Он садится, а Дирк одобрительно мне подмигивает. Мама ловит мой взгляд, и я не могу ей не улыбнуться. Даже не верится, что она это сделала.

Теперь я знаю, почему она отправила меня покупать платье — точнее, синее платье.

— Думаю, стоит начинать, — говорит она, осторожно намекая, что Холли с Робертом потребуется какое–то время.

Если бы два года назад кто-нибудь сказал, что я буду отмечать шестнадцатилетие в модном ресторане с моей мамой и кинозвездой, я бы назвала его чокнутым. А если бы мне сказали, что рядом со мной будет Джейми Форта, в своем идеальном костюме, вежливо разговаривающий с моей мамой и кинозвездой, я бы сказала, что этот человек совсем невменяемый.

— Готова открывать подарки? — спрашивает мама.

В центре стола лежит небольшая горка красиво упакованных коробочек, но больше всего меня интересует то, что у меня в руках.

— Начну с этого, — говорю я и тяну за конец ленты с бантом.

Сверток очень легкий, словно в нем ничего нет. Я просовываю палец под коричневую бумагу, разворачиваю ее и вижу нечто, похожее на кусок тонкого картона. Когда я замечаю потрепанный край с одной стороны и узнаю в этом заднюю обложку тетради, я уже точно знаю, что я вижу.

Я переворачиваю картонку — на ней красивый дом, который Джейми рисовал на уроке самоподготовки в прошлом году, в день, когда мы впервые заговорили. Я ему говорила, что мне нравится этот рисунок. Он закончил его — дом стал гораздо больше, и теперь его окружают густо посаженные деревья — и подписал.

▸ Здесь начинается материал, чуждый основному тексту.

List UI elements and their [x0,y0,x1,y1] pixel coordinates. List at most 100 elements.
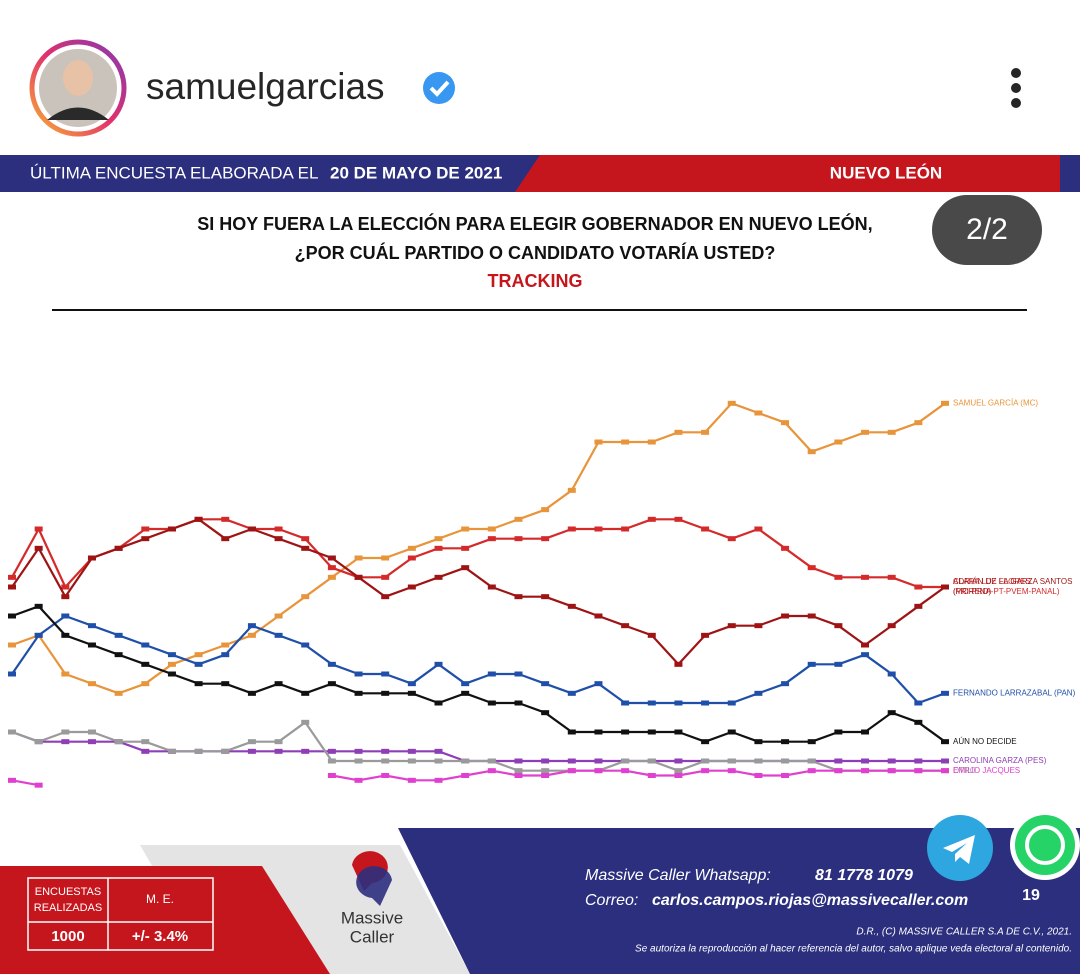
point [327,748,336,754]
more-menu[interactable] [1011,68,1021,108]
point [301,719,310,725]
point [887,574,896,580]
logo-icon [356,866,392,906]
point [781,613,790,619]
avatar-suit [47,107,109,120]
series-line [11,721,945,772]
note: Se autoriza la reproducción al hacer ref… [635,944,1072,955]
point [834,439,843,445]
point [274,739,283,745]
table-header: M. E. [146,892,174,906]
point [514,594,523,600]
series-party: (MORENA-PT-PVEM-PANAL) [953,587,1060,596]
series-line [11,614,946,705]
point [167,671,176,677]
table-header: REALIZADAS [34,902,102,914]
point [727,536,736,542]
point [354,777,363,783]
point [61,584,70,590]
point [541,758,550,764]
point [434,545,443,551]
point [87,729,96,735]
chart-subtitle: TRACKING [488,271,583,291]
point [461,690,470,696]
point [221,516,230,522]
point [647,729,656,735]
banner-date: 20 DE MAYO DE 2021 [330,163,502,182]
point [834,623,843,629]
point [621,729,630,735]
point [541,710,550,716]
point [807,661,816,667]
point [167,661,176,667]
point [407,681,416,687]
avatar-face [63,60,93,96]
point [354,574,363,580]
point [141,526,150,532]
point [141,748,150,754]
point [674,429,683,435]
point [274,632,283,638]
point [754,690,763,696]
point [887,429,896,435]
page-indicator: 2/2 [966,213,1008,246]
point [141,536,150,542]
point [274,748,283,754]
verified-badge [423,72,455,104]
point [861,768,870,774]
point [594,768,603,774]
series-label: EMILIO JACQUES [953,766,1020,775]
point [354,690,363,696]
point [914,768,923,774]
point [461,545,470,551]
point [621,623,630,629]
point [914,719,923,725]
point [327,565,336,571]
point [834,758,843,764]
telegram-icon[interactable] [927,815,993,881]
point [834,661,843,667]
point [941,690,949,696]
point [301,642,310,648]
point [407,777,416,783]
point [354,555,363,561]
point [701,429,710,435]
point [674,661,683,667]
point [167,748,176,754]
point [914,700,923,706]
username[interactable]: samuelgarcias [146,66,385,107]
point [327,758,336,764]
avatar-ring[interactable] [29,39,127,137]
point [754,623,763,629]
point [701,700,710,706]
point [407,748,416,754]
point [247,739,256,745]
point [301,536,310,542]
point [647,700,656,706]
point [487,536,496,542]
point [674,516,683,522]
point [381,773,390,778]
series-line [11,402,946,695]
point [381,758,390,764]
point [754,410,763,416]
point [834,574,843,580]
point [434,700,443,706]
point [274,536,283,542]
point [327,661,336,667]
point [621,439,630,445]
point [807,739,816,745]
point [114,545,123,551]
point [34,739,43,745]
point [727,729,736,735]
point [594,729,603,735]
point [461,565,470,571]
banner-red [515,155,1060,192]
stats-table [27,877,214,951]
point [487,584,496,590]
point [887,623,896,629]
whatsapp-icon [1015,815,1075,875]
point [727,700,736,706]
point [594,758,603,764]
point [861,758,870,764]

«С 16-летием, Роуз. От Джейми с любовью».

От Джейми с любовью.

— Что это? — спрашивает мама.

Я поднимаю рисунок.

— Твоя работа, Джейми? — спрашивает она, как будто он профессиональный художник.

Когда он кивает, мама говорит:

— У тебя настоящий талант. Красиво.

— Эффектная конструкция, сынок. Ты не думал об архитектурной школе?

Я делаю вторую за этот вечер мысленную заметку о Дирке: он настроен благосклонно. И это искренне.

— Видишь? — ухмыляясь, говорю я Джейми. — Не только я так считаю.

Джейми благодарит маму и Дирка, но совсем не смотрит на меня, вместо этого сосредоточившись на размешивании сахара в своем кофе. Я прощаю ему это, беру вилку и отделяю кусочек идеального торта из темного шоколада, стараясь не задеть настоящую красную розу. Я уже готова его попробовать, когда Джейми под столом берет меня за руку. 

15

резня(сущ.): жестокость; зверство; кровопролитие

(см. также: происходит неизбежное)


— Роуз.

Слышу, как по коридору раздается стук каблуков Трейси.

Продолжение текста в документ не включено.